What I find dispiriting about the debate is that implementation of pretty much anything above a very local level (opening up a closed road here and there) is probably unachievable. "Strict liability" seems to be favoured as a way of taming the car culture by the cycling establishment - yet even this has no realistic chance of being implemented in the current climate. Even on a local level the cycling infrastructure "victories" such as opening up some one way streets to two way cycle traffic are normally more than offset by road changes which makes things more hostile to cyclists.
At the moment we are losing the battle, and by how much is utterly depressing.
The LCC say that cycling in London has increased by 80%, but starting from such a low base, 80% is hardly a success. Modal share is still at less than 2%, and has barely shifted in 10 years. Modal share of even 15% is an utter pipe dream with things as they are. To indicate the scale of cycling's decline, I found that the stats linked to on Carlton Reid's Blog very telling. Despite his blog being optimistic about the slight increase in recent years, the numbers don't seem to indicate that cycling is undergoing a revival, or even really reached any kind of inflection point. To illustrate this, I have taken the data linked to here and drawn some simple graphs
The data is Billion vehicle km, and goes from 1949 to 2008. Apologies for the image quality, but I think it is clear what it shows. Car use has rocketed, whilst cycling has slumped. The "upturn" that is so talked about looks like a slight increase from the absolute bottom of 4 bn km in 1998 travelled to 4.7 bn km in 2008. 10 years before the bottom, in 1988, the number of kms travelled was actually 5.2 - so the cycling revolution hasn't even turned the clock back to 1988, less still before the 1970's.

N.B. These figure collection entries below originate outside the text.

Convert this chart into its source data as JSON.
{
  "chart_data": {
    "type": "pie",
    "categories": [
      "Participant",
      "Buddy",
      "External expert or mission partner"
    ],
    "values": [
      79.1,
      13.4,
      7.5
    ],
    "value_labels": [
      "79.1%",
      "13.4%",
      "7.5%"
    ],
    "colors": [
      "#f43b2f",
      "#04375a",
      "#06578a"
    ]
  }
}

This is the product of years of tempering cyclists' needs with realism. It is years of accepting the ecofluff from councils as something positive for cycling when in actual fact it just lets them off the hook of actually doing something positive. It is years of everyone fooling themselves that cycling can significantly increase in popularity as a mode of transport without investing anything in it.
The only proven way to get cycling modal share up to Dutch or Danish levels is to do what they did. Which is provide segregated, convenient cycle paths on major roads - facilities which give cyclists at least level priority with motor vehicles, and on minor roads for design to be such as to tame the motor car by blocking off rat-runs and keeping speeds low. What is required for cycling to increase are exactly the facilities in the video on Carlton Reid's blog.
Carlton Reid, and the LCC and CTC believe that one can increase cycling by not implementing these types of measures, and that cycling is increasing without resorting to these more expensive facilities. But as shown by the data on Carlton's blog, the increase is so small as to be barely able to be registered. It is not true that large numbers of people are taking up cycling without these facilities, the vast majority of people don't cycle, and have no intention of doing so. And universally the reason that is stated is that cycling in traffic on roads with no consideration for cyclists is too dangerous.
Instead of implementing infrastructure that allows novice cyclists to go where they need to go in safety, the best that currently seems to be suggested for "newbies" is what Carlton Reid says on his blog - stick to minor roads with less traffic. This is the advice given out by cycling organisations and councils. Except that the traffic on these roads are normally rat-running, the roads are narrower so close passes are more frequent, minor roads often don't go where you need to go, and anyway they intersect major roads at which point the "newbie" cyclist is left stranded. All of this means that many "newbie" cyclists will simply give up and leave the bicycle rusting in the shed.
Organisations such as the LCC and CTC do a good job in trying to make the most of the scant money that is available, to lobby disinterested councils to think about cyclists on their roads and to try to protect the interests of current cyclists. But none of this is going to persuade people who don't already cycle to get on their bike and to do so in the numbers needed for a "cycling revolution" which increases modal share to even 10% less still the 20%+ in some European cities.
For that to happen we need the infrastructure that Carlton Reid believes is pie-in-the-sky. And if it is pie-in-the-sky (which, I agree is probably is) then talk by TfL and local councils about encouraging cycling and a cycling revolution is just bullshit, and all the strategy documents, adverts and marketing initiatives isn't going to change that.
Dutch or Danish style cycle infrastructure may be a naive pipe-dream, but in that case so is any aspiration to bring about a significant change in cycle modal share. Talking about significantly increasing modal share whilst not grasping the thorny issue of giving space back to cyclists on our roads is the thing that is actually pie-in-the-sky.